O assassinato de mulheres é habitual no regime patriarcal, no qual elas estão submetidas ao controle dos homens, quer sejam maridos, familiares ou desconhecidos. As causas destes crimes não se devem a condições patológicas dos ofensores, mas ao desejo de posse das mulheres, em muitas situações culpabilizadas por não cumprirem os papeis de gênero designados pela cultura. As violências contra as mulheres compreendem um amplo leque de agressões de caráter físico, psicológico, sexual e patrimonial que ocorrem em um continuum que pode culminar com a morte por homicídio, fato que tem sido denominado de femicídio ou feminicídio. No seminário internacional realizado em 2005, Feminicídio, Política e Direito, Diana Russel considerou adequada a tradução do inglês “femicide” para o espanhol “femicídio”, para evitar a feminização da palavra homicídio. (LAGARDE, 2004)
Para a compreensão do feminicídio é pertinente o entendimento do conceito de gênero, que é uma construção social que transcende o aspecto biológico. As relações existentes sobre o gênero sofrem influências dos fatores culturais, econômicos, políticos e sociais que contribuem para a formação da identidade (TOLOSA, 2017).
Sua origem é remota, imensurável no tempo e se projeta nas mais variadas estruturas sociais, desde as atividades produtivas, baseadas na divisão sexual do trabalho, até nas atividades reprodutivas, correspondentes aos papéis do homem e da mulher na reprodução humana. Ser masculino e/ou ser feminino não é uma condição meramente natural, tão pouco aleatória, mas uma construção sociocultural que impõe a superioridade de um (masculino) sobre o outro (feminino) (OLIVEIRA et al, 2015).

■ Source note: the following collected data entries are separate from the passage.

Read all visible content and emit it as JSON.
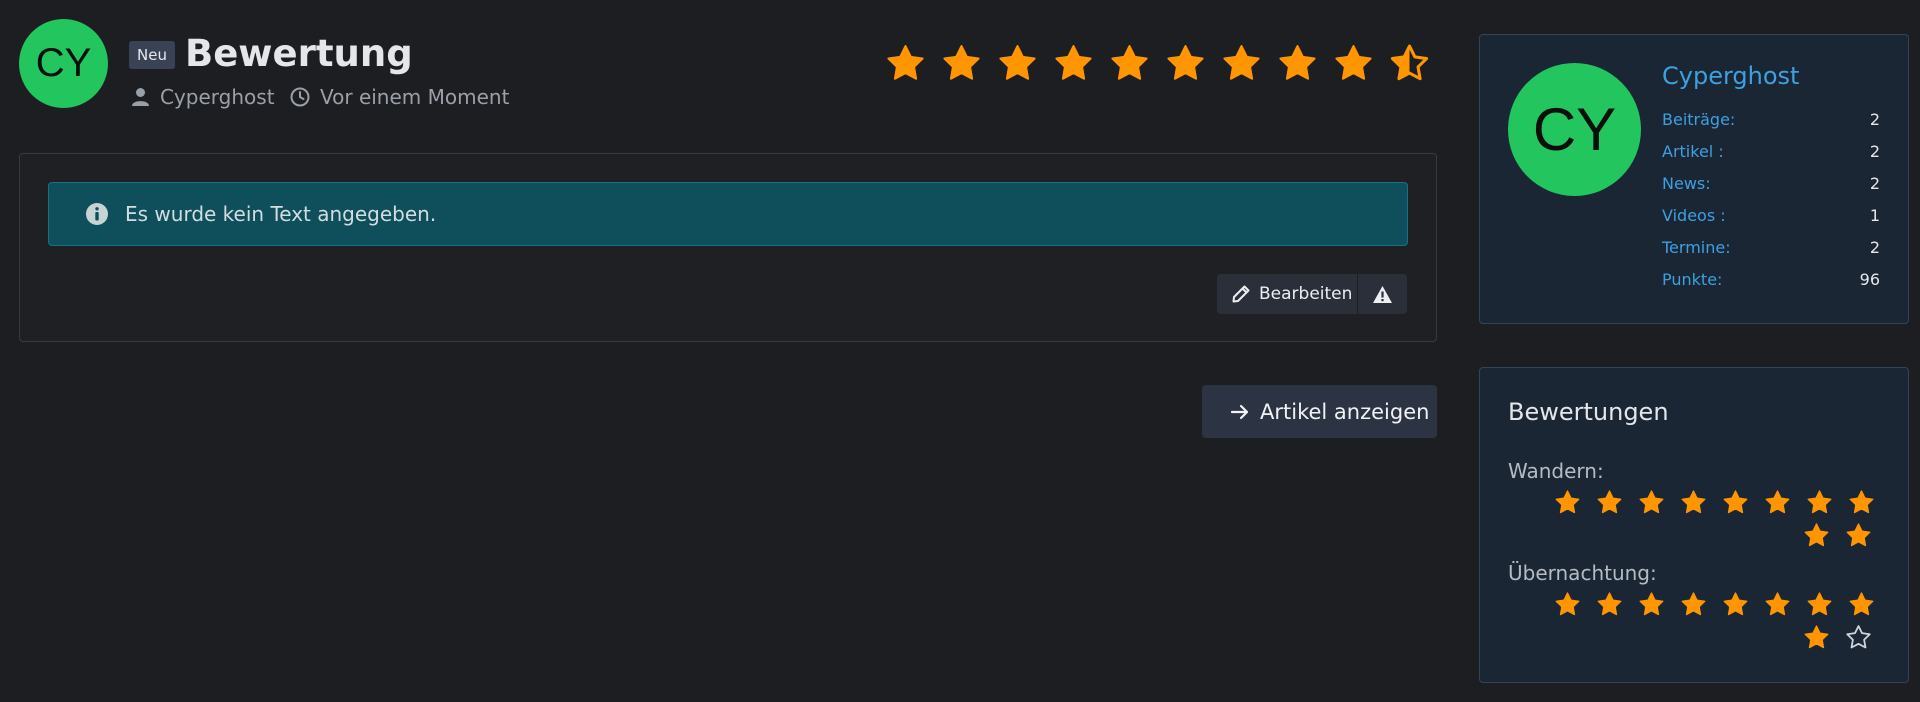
{
  "review": {
    "avatar_initials": "CY",
    "badge": "Neu",
    "title": "Bewertung",
    "author": "Cyperghost",
    "time": "Vor einem Moment",
    "rating_stars": 9.5,
    "rating_max": 10,
    "message": "Es wurde kein Text angegeben.",
    "edit_label": "Bearbeiten",
    "show_article_label": "Artikel anzeigen"
  },
  "profile": {
    "avatar_initials": "CY",
    "name": "Cyperghost",
    "stats": [
      {
        "label": "Beiträge:",
        "value": "2"
      },
      {
        "label": "Artikel :",
        "value": "2"
      },
      {
        "label": "News:",
        "value": "2"
      },
      {
        "label": "Videos :",
        "value": "1"
      },
      {
        "label": "Termine:",
        "value": "2"
      },
      {
        "label": "Punkte:",
        "value": "96"
      }
    ]
  },
  "ratings": {
    "title": "Bewertungen",
    "categories": [
      {
        "label": "Wandern:",
        "filled": 10,
        "max": 10
      },
      {
        "label": "Übernachtung:",
        "filled": 9,
        "max": 10
      }
    ]
  },
  "colors": {
    "star": "#ff9500",
    "avatar": "#22c55e",
    "link": "#3da0e0",
    "info": "#0f4f5c"
  },
  "icons": [
    "user-icon",
    "clock-icon",
    "info-icon",
    "pencil-icon",
    "warning-icon",
    "arrow-right-icon",
    "star-icon"
  ]
}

A diferença entre os conceitos de “sexo” e “gênero” se dá pelo fato do primeiro conceito estar relacionado às diferenças biológicas entre o homem e a mulher e “gênero” diz respeito às construções sociais de identidades, funções e atributos do homem e da mulher. É importante esclarecer que as diferenças na categoria gênero não estão na esfera genética entre homem-mulher, e sim em distinções que foram construídas socialmente para se caracterizar o masculino e o feminino, possibilitando a melhor compreensão destas representações sociais criadas historicamente, seja nos âmbitos cultural, religioso, racial, étnico, regional, econômico e político. Logo, o gênero é uma construção social atribuída ao sexo, tendo múltiplas identidades, podendo ser dinâmicas e contraditórias. (TOLOSA, 2017).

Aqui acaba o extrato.